The goal of this project is to develop a resilient coordinated driving method for multi-vehicle systems that are potentially non-cooperative and unreliable. The issue of providing resilience in the face of non-cooperation (e.g., faulty, byzantine or adversarial agents) has received considerable attention within the domain of distributed network control. However, it is not until very recently that we have started to tackle the question of how to deal with failures and misbehavior when connected agents (vehicles or robots) are mobile. Although preliminary results are promising, the methods deal with control (without planning), and cannot handle discrete workspace constraints (i.e., lane topographies) nor kinodynamic constraints (i.e., car-like motion primitives). Consequently, they do not lend themselves to the problem of coordinated driving. There lies a gap between what we know about resilient network control, and what we know about resilient path coordination. The main contribution of this research programme is to fill this gap by providing methods for resilient planning of trajectories for car-like vehicles with lane constraints.

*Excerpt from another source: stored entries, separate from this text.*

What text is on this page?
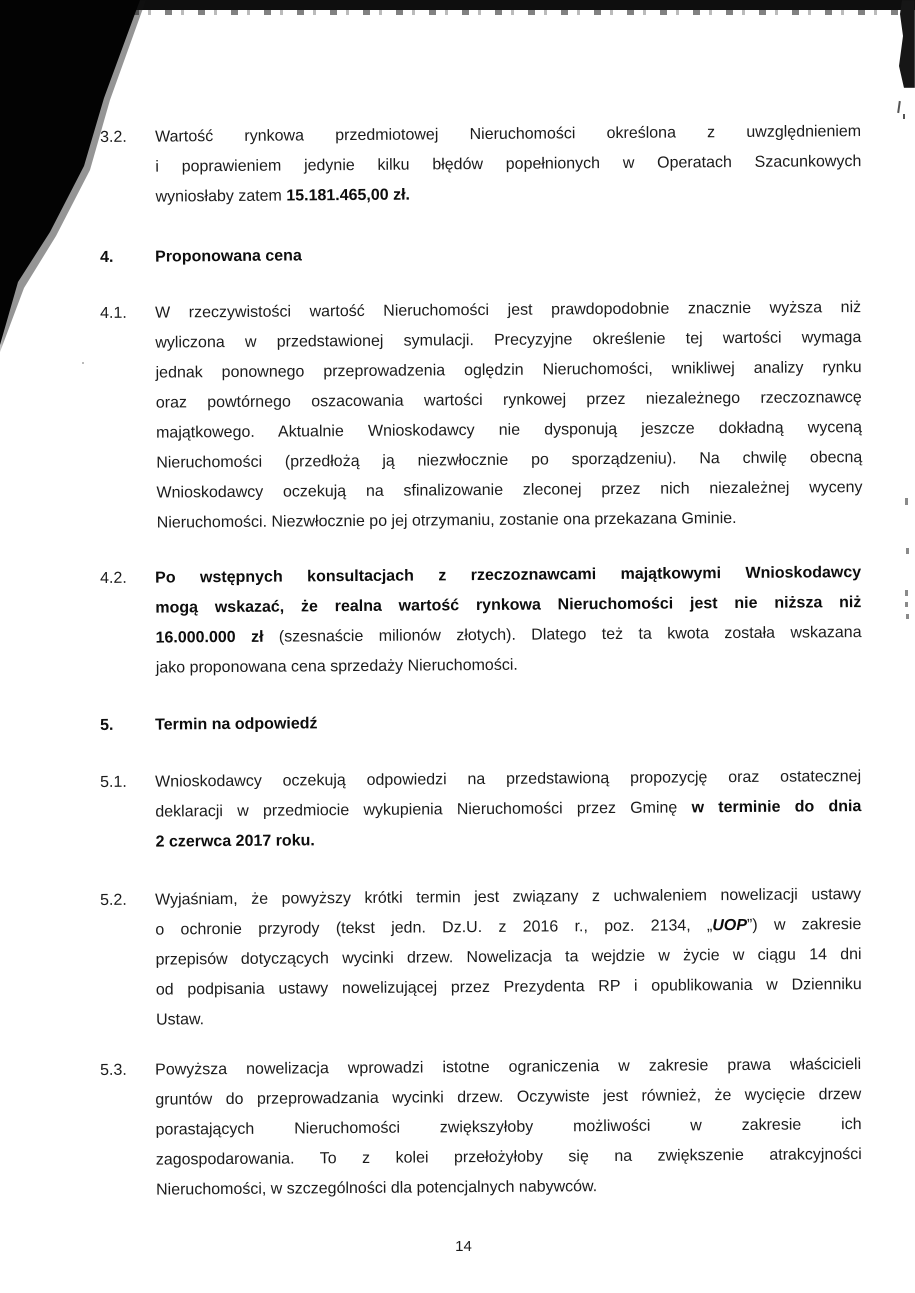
3.2. Wartość rynkowa przedmiotowej Nieruchomości określona z uwzględnieniem
i poprawieniem jedynie kilku błędów popełnionych w Operatach Szacunkowych
wyniosłaby zatem 15.181.465,00 zł.
4.	Proponowana cena
4.1. W rzeczywistości wartość Nieruchomości jest prawdopodobnie znacznie wyższa niż
wyliczona w przedstawionej symulacji. Precyzyjne określenie tej wartości wymaga
jednak ponownego przeprowadzenia oględzin Nieruchomości, wnikliwej analizy rynku
oraz powtórnego oszacowania wartości rynkowej przez niezależnego rzeczoznawcę
majątkowego. Aktualnie Wnioskodawcy nie dysponują jeszcze dokładną wyceną
Nieruchomości (przedłożą ją niezwłocznie po sporządzeniu). Na chwilę obecną
Wnioskodawcy oczekują na sfinalizowanie zleconej przez nich niezależnej wyceny
Nieruchomości. Niezwłocznie po jej otrzymaniu, zostanie ona przekazana Gminie.
4.2. Po wstępnych konsultacjach z rzeczoznawcami majątkowymi Wnioskodawcy
mogą wskazać, że realna wartość rynkowa Nieruchomości jest nie niższa niż
16.000.000 zł (szesnaście milionów złotych). Dlatego też ta kwota została wskazana
jako proponowana cena sprzedaży Nieruchomości.
5.	Termin na odpowiedź
5.1. Wnioskodawcy oczekują odpowiedzi na przedstawioną propozycję oraz ostatecznej
deklaracji w przedmiocie wykupienia Nieruchomości przez Gminę w terminie do dnia
2 czerwca 2017 roku.
5.2. Wyjaśniam, że powyższy krótki termin jest związany z uchwaleniem nowelizacji ustawy
o ochronie przyrody (tekst jedn. Dz.U. z 2016 r., poz. 2134, „UOP”) w zakresie
przepisów dotyczących wycinki drzew. Nowelizacja ta wejdzie w życie w ciągu 14 dni
od podpisania ustawy nowelizującej przez Prezydenta RP i opublikowania w Dzienniku
Ustaw.
5.3. Powyższa nowelizacja wprowadzi istotne ograniczenia w zakresie prawa właścicieli
gruntów do przeprowadzania wycinki drzew. Oczywiste jest również, że wycięcie drzew
porastających Nieruchomości zwiększyłoby możliwości w zakresie ich
zagospodarowania. To z kolei przełożyłoby się na zwiększenie atrakcyjności
Nieruchomości, w szczególności dla potencjalnych nabywców.
14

Our methodology is based on a juxtaposition of centralized and decentralized path planning: we will leverage decentralized planning to guarantee collision-free paths at all times and in all circumstances, and couple this with centralized planning that optimizes global objectives whenever possible. The aim is to develop an adaptive algorithm that slides between the distinct modes as a function of real-time factors that define the level of cooperation in the multi-vehicle system. Such sliding mode architectures have yet to be established within the context of connected multi-vehicle systems, where vehicles cannot be assumed to be cooperative at all times. The proposed research will build upon the expertise of the PI in the field of resilient control, inter-vehicular coordination, and optimization.

The implications of this research are expected to contribute to the theory of multi-vehicle path planning and control, with direct applications to connected and autonomous vehicles. This will ultimately contribute to the improvement of future road transport systems, addressing both safety as well as efficiency.